Bug 1576726

Summary: Get-state calling server_priv_to_dict with the client's value in xprt as NULL
Product: [Red Hat Storage] Red Hat Gluster Storage Reporter: hari gowtham <hgowtham>
Component: glusterdAssignee: Atin Mukherjee <amukherj>
Status: CLOSED WORKSFORME QA Contact: Bala Konda Reddy M <bmekala>
Severity: low Docs Contact:
Priority: unspecified    
Version: rhgs-3.4CC: amukherj, hgowtham, rhs-bugs, sankarshan, sheggodu, storage-qa-internal, vbellur
Target Milestone: ---Keywords: ZStream
Target Release: ---   
Hardware: Unspecified   
OS: Unspecified   
Whiteboard:
Fixed In Version: Doc Type: If docs needed, set a value
Doc Text:
Story Points: ---
Clone Of: Environment:
Last Closed: 2018-11-02 05:52:21 UTC Type: Bug
Regression: --- Mount Type: ---
Documentation: --- CRM:
Verified Versions: Category: ---
oVirt Team: --- RHEL 7.3 requirements from Atomic Host:
Cloudforms Team: --- Target Upstream Version:
Embargoed:

Description hari gowtham 2018-05-10 09:14:30 UTC
Description of problem:
The issue happens when we import the gluster cluster to tendrl. After importing the cluster, in an hour or two, the bricks used to crash one after the other.
The reason behind the crash was investigated and found that the get-state command causes the crash. (the crash was fixed with the bz https://bugzilla.redhat.com/show_bug.cgi?id=1572075) While doing the RCA it was found that the get-state while calling the server_priv_to_dict doesnt't have the  client values in the xprt filled.

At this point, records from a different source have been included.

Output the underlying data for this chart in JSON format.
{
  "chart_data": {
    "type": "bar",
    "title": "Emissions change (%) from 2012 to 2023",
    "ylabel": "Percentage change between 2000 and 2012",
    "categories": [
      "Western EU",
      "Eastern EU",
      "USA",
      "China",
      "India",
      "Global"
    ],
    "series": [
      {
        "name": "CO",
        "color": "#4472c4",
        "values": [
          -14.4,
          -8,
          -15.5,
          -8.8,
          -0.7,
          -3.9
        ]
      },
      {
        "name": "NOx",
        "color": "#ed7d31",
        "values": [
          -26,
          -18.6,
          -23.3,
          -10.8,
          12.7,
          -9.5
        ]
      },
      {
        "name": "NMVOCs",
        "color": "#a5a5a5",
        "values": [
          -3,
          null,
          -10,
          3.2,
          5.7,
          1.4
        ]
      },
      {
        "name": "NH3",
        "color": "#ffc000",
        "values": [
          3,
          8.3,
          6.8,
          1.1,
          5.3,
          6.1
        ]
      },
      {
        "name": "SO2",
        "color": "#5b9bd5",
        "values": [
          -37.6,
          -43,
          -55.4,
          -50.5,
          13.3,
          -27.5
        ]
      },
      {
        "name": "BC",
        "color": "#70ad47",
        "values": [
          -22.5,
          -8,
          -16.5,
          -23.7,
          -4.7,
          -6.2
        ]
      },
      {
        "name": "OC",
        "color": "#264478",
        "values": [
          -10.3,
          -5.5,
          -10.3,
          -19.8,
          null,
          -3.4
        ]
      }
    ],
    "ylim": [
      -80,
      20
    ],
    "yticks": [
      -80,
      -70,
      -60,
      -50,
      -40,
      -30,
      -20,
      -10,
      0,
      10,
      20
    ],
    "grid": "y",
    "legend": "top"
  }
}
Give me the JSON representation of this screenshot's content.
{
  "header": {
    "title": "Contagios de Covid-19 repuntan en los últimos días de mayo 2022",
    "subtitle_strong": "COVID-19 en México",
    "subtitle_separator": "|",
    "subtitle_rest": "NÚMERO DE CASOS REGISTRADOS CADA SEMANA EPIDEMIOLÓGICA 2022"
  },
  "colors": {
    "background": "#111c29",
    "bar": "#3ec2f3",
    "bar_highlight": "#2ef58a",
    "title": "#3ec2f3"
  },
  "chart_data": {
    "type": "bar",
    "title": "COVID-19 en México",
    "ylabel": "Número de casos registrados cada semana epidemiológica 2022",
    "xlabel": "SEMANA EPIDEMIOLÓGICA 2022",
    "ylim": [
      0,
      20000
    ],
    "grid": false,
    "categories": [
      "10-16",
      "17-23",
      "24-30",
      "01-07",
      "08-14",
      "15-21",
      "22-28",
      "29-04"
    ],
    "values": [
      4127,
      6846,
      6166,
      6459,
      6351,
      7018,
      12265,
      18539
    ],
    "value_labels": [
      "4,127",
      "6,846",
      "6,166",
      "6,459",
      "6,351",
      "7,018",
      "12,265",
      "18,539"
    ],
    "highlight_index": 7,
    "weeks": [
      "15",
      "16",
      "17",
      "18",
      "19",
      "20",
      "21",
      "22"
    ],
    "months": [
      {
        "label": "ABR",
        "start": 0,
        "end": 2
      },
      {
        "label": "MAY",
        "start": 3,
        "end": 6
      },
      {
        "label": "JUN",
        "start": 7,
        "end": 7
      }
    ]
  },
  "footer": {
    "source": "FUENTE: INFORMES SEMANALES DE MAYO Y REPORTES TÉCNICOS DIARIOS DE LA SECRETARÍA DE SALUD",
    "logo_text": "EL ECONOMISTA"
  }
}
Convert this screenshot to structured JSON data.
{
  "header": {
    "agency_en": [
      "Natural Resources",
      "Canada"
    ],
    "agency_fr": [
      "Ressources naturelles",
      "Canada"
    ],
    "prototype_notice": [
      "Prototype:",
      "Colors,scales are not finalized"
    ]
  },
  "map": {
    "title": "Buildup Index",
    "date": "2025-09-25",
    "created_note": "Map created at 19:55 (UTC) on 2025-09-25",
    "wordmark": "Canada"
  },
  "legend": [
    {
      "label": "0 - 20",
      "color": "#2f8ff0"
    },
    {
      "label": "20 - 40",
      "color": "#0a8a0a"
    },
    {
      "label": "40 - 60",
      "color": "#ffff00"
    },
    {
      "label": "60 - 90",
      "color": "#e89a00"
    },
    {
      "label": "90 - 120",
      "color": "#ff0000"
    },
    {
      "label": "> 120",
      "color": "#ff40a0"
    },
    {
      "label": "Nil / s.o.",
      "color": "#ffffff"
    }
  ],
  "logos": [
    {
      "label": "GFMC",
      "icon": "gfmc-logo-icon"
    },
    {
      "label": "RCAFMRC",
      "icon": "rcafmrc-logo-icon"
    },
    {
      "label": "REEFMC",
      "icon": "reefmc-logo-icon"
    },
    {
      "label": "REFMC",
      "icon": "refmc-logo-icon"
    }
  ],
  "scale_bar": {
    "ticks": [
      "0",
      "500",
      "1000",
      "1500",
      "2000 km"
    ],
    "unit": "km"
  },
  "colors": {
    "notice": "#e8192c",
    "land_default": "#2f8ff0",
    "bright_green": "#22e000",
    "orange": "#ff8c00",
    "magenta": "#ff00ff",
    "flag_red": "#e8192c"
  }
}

The reason why it was null has to be RCA and fixed.

Version-Release number of selected component (if applicable):
3.12.2

How reproducible:
not reproducible manually. happens only on importing the cluster to tendrl. Once imported, it happens atleast once in two hours on the cluster.

Steps to Reproduce:
1. Install and configure Gluster Cluster
  In my case 6 storage nodes and at least 7 spare disks for bricks peer node.
2. Create one or more volumes.
  In my case: volume_alpha_distrep_6x2[1] and prospectively
  volume_beta_arbiter_2_plus_1x2[2] and volume_gama_disperse_4_plus_2x2[3].
3. Install and configure RHGS WA (aka Tendrl).
4. Import Gluster cluster into RHGS WA.
5. Watch the status of volumes and bricks for a while.

Actual results:
things are working fine. (there might be something that might have broken and missed the observation. In this, might end up the tendrl WA to show wrong values.) 

Expected results:
Things are working fine.

Additional info:
The get-state is called a number of times by the tendrl. most of the times, it works fine. Once in a while this issue happens. (the previous crash mentioned in the bug was a result of this) Looks more like a race condition.

Comment 4 Atin Mukherjee 2018-10-31 12:02:58 UTC
Hari - is this still seen? Can you check with WA QE and see if we can replicate it? If not, ideally this bug needs to be closed.

Comment 5 hari gowtham 2018-10-31 12:32:53 UTC
It was consistently reproducible back when i worked on it. but we weren't able to find when it go through this path(the value is filled right most of the times and only a few times its NULL).

We got to know it was NULL because of the crash, without the crash, its not easy for the QA to find if this happens.

They will have to use GDB to see on that path which is hit often, and then for every hit they need to check if its NULL. which sounds impossible as the path is often crossed.

As they haven't seen any irregularities in the values that WA displays, I'm fine closing this bug.

It needs to be checked if we find the output of WA faulty. Which hasn't happened. 

If you feel its fine to be closed, I can close it. Do let me know your thoughts.

Comment 6 Atin Mukherjee 2018-11-02 05:52:21 UTC
Based on the justification available at comment 5, closing this bug.